Applied Suicide Intervention Skills Training (ASIST)
Applied Suicide Intervention Skills Training (ASIST) is a two-day accredited workshop designed to increase risk recognition and intervention skill levels of teachers, outreach workers, health workers, social workers, human resources personnel, etc. ASIST is an intensive, interactive and practice-based course designed to provide intervention skills to prevent the immediate risk of suicide. ASIST is the most widely used, acclaimed and researched suicide intervention training workshop in the world.

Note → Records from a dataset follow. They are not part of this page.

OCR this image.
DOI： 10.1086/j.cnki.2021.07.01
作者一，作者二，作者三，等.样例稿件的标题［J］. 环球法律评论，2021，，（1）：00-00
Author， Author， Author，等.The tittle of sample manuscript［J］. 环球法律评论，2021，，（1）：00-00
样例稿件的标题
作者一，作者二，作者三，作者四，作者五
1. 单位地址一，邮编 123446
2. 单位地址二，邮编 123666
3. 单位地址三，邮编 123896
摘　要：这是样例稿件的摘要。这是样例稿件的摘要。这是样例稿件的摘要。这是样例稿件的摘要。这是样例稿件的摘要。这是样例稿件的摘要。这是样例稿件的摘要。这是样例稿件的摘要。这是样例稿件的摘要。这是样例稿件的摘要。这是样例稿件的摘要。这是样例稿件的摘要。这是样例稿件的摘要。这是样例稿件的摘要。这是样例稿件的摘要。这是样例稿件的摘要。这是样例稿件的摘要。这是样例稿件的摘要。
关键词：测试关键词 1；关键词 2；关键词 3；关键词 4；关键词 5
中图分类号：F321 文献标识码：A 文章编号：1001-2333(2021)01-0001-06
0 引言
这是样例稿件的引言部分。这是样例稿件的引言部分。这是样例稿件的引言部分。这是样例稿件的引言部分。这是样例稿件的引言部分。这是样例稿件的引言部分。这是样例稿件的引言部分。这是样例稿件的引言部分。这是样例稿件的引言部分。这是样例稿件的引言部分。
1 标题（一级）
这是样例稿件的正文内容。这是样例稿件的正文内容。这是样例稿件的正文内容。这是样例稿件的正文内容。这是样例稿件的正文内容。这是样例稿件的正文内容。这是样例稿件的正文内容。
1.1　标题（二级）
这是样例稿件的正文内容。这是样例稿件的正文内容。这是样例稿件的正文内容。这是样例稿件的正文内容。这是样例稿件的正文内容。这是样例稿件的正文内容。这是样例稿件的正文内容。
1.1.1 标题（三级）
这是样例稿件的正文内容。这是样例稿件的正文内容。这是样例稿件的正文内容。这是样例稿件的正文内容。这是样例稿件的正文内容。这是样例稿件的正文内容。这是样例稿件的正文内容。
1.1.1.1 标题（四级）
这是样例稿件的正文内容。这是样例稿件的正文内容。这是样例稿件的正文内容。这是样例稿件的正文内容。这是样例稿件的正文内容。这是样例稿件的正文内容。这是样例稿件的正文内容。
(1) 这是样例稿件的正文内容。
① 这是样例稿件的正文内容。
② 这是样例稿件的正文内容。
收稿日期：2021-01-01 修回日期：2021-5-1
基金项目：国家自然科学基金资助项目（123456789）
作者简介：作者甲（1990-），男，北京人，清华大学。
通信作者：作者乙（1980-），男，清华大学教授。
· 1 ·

We have reopened registrations for our Applied Suicide Intervention Skills Training Workshops. Each workshop will have a maximum of 10 participants to allow for physical distancing as well as require the use of a mask at all times.
If you are registering after hours or on the weekend we cannot guarantee your spot until the following business day.
Due to the cost of running the workshop and lowered attendance numbers we have increased the price of the workshop to $275.
Thank you for your patience and understanding while we all navigate this ever changing time.
If you are unable to attend training in person at this but are in need of training on suicide prevention there is a 90-minute online program through LivingWorks call LivingWorks Start. This program can be taken on any computer or device and teaches people to recognize when someone is thinking about suicide as well as meaningful actions to keep them safe.
The following dates in 2021:
- January 20-21 (Full)
- February 24-25 (Full)
- March 24-25 (Full)
- April 21-22 (Full)
- May 26-27 (2 spots remaining)
- June 23-24 (2 spots remaining)
- September 22-23 (5 spots remaining)
- October 27-28
- November 24-25
The goal of ASIST is to enhance a caregiver’s abilities to assist a person at risk to avoid suicide. By completing the workshop, participants will be able to:
- Recognize that caregivers and persons at risk are affected by personal and societal attitudes about suicide;
- Discuss suicide with a person at risk in a direct manner;
- Identify risk alerts and develop a safe plan related to them;
- Demonstrate the skills required to intervene with a person at risk of suicide;
- List the types of resources available to a person at risk of suicide, including themselves;
- Make a commitment to improving community resources and networking; and
- Recognize that suicide prevention is broader than suicide intervention and includes life promotion and self-care for persons at risk and for caregivers.